Under common law, a citizen had a justification for committing homicide in order to stop a forcible felony. There was no duty to retreat here. It was, in fact, considered a civic duty for a citizen to stop felonies from being committed. We don’t get to a duty to retreat until we get to Blackstone’s commentary on self-defense, which under common law is not a justifiable homicide, but an excusable homicide. Blackstone notes that common law makes a distinction between these two.
Homicide in self-defense, or se defended, upon a sudden affray, is also excusable rather than justifiable, by the English law. This species of self-defense must be distinguished from that just now mentioned, as calculated to hinder the perpetration of a capital crime; which is not only a matter of excuse, but of justification.
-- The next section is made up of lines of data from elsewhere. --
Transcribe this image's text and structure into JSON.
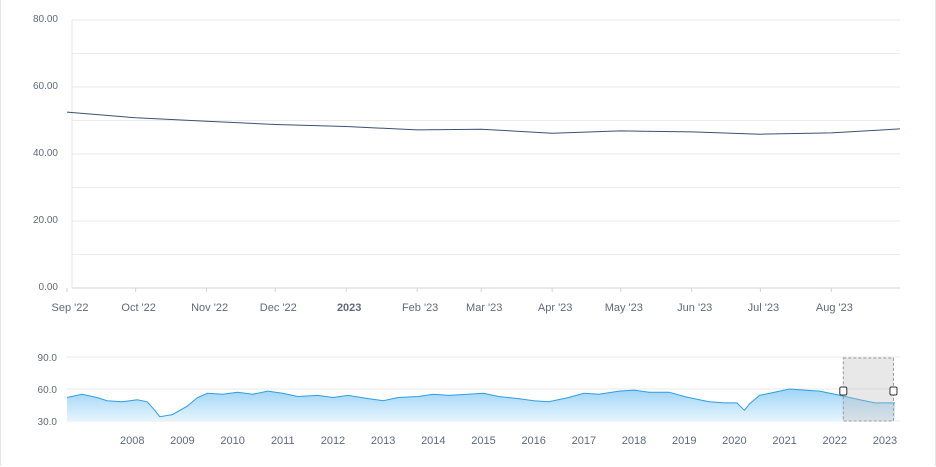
{
  "chart_data": [
    {
      "type": "line",
      "y_ticks": [
        "80.00",
        "60.00",
        "40.00",
        "20.00",
        "0.00"
      ],
      "ylim": [
        0,
        80
      ],
      "x_tick_labels": [
        "Sep '22",
        "Oct '22",
        "Nov '22",
        "Dec '22",
        "2023",
        "Feb '23",
        "Mar '23",
        "Apr '23",
        "May '23",
        "Jun '23",
        "Jul '23",
        "Aug '23"
      ],
      "x_tick_bold": [
        false,
        false,
        false,
        false,
        true,
        false,
        false,
        false,
        false,
        false,
        false,
        false
      ],
      "xlim": [
        "2022-09-01",
        "2023-08-31"
      ],
      "series": [
        {
          "color": "#3b5272",
          "x": [
            "2022-09-01",
            "2022-10-01",
            "2022-11-01",
            "2022-12-01",
            "2023-01-01",
            "2023-02-01",
            "2023-03-01",
            "2023-04-01",
            "2023-05-01",
            "2023-06-01",
            "2023-07-01",
            "2023-08-01",
            "2023-08-31"
          ],
          "y": [
            52.5,
            50.8,
            49.8,
            48.8,
            48.2,
            47.2,
            47.4,
            46.2,
            46.9,
            46.6,
            45.9,
            46.3,
            47.5
          ]
        }
      ],
      "grid": true
    },
    {
      "type": "area",
      "role": "navigator",
      "y_ticks": [
        "90.0",
        "60.0",
        "30.0"
      ],
      "ylim": [
        30,
        90
      ],
      "x_tick_labels": [
        "2008",
        "2009",
        "2010",
        "2011",
        "2012",
        "2013",
        "2014",
        "2015",
        "2016",
        "2017",
        "2018",
        "2019",
        "2020",
        "2021",
        "2022",
        "2023"
      ],
      "series": [
        {
          "color": "#2f9ee4",
          "fill": "#bfe3fa",
          "x": [
            2007.2,
            2007.5,
            2007.8,
            2008.0,
            2008.3,
            2008.6,
            2008.8,
            2008.95,
            2009.05,
            2009.3,
            2009.6,
            2009.8,
            2010.0,
            2010.3,
            2010.6,
            2010.9,
            2011.2,
            2011.5,
            2011.8,
            2012.2,
            2012.5,
            2012.8,
            2013.2,
            2013.5,
            2013.8,
            2014.2,
            2014.5,
            2014.8,
            2015.2,
            2015.5,
            2015.8,
            2016.2,
            2016.5,
            2016.8,
            2017.2,
            2017.5,
            2017.8,
            2018.2,
            2018.5,
            2018.8,
            2019.2,
            2019.5,
            2019.8,
            2020.0,
            2020.3,
            2020.55,
            2020.7,
            2020.8,
            2021.0,
            2021.3,
            2021.6,
            2021.9,
            2022.2,
            2022.5,
            2022.8,
            2023.0,
            2023.3,
            2023.7
          ],
          "y": [
            52,
            55,
            52,
            49,
            48,
            50,
            48,
            40,
            34,
            36,
            44,
            52,
            56,
            55,
            57,
            55,
            58,
            56,
            53,
            54,
            52,
            54,
            51,
            49,
            52,
            53,
            55,
            54,
            55,
            56,
            53,
            51,
            49,
            48,
            52,
            56,
            55,
            58,
            59,
            57,
            57,
            53,
            50,
            48,
            47,
            47,
            40,
            46,
            54,
            57,
            60,
            59,
            58,
            55,
            52,
            50,
            47,
            47
          ]
        }
      ],
      "selection_range": [
        2022.67,
        2023.67
      ],
      "grid": true
    }
  ]
}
But the self-defense, which we are now speaking of, is that whereby a man may protect himself from an assault, or the like, in the course of a sudden brawl or quarrel, by killing him who assault him [...] They cannot therefore legally exercise this right of preventive defense, but in sudden and violent cases; when certain and immediate suffering would be the consequence of waiting for the assistance of the law. Wherefore, to excuse homicide by the plea of self-defense, it must appear that the slayer had no other possible means of escaping from his assailant.
Emphasis mine. It is here you can see the common law origins of the Duty to Retreat. But notice this only applies to “sudden affray” or “sudden brawl” with someone who was otherwise not feloniously attacking a person. Blackstone implies there’s an element of the defender having been a willing participant in the “quarrel” or “affray.” When states started to codify common law into statutes, many erroneously adopted this aspect of common law for all justifiable homicides, even ones which were meant to prevent felony. Most state statutes on self-defense no longer make any distinction between justifiable and excusable homicide, though there are many states that allow for the use of deadly force to prevent commission of a forcible felony. Pennsylvania was one of the states that codified common law improperly, and created a duty to retreat in the face of felonious assault. Castle Doctrine is not really a radical change from the Common Law, but a restoration of it.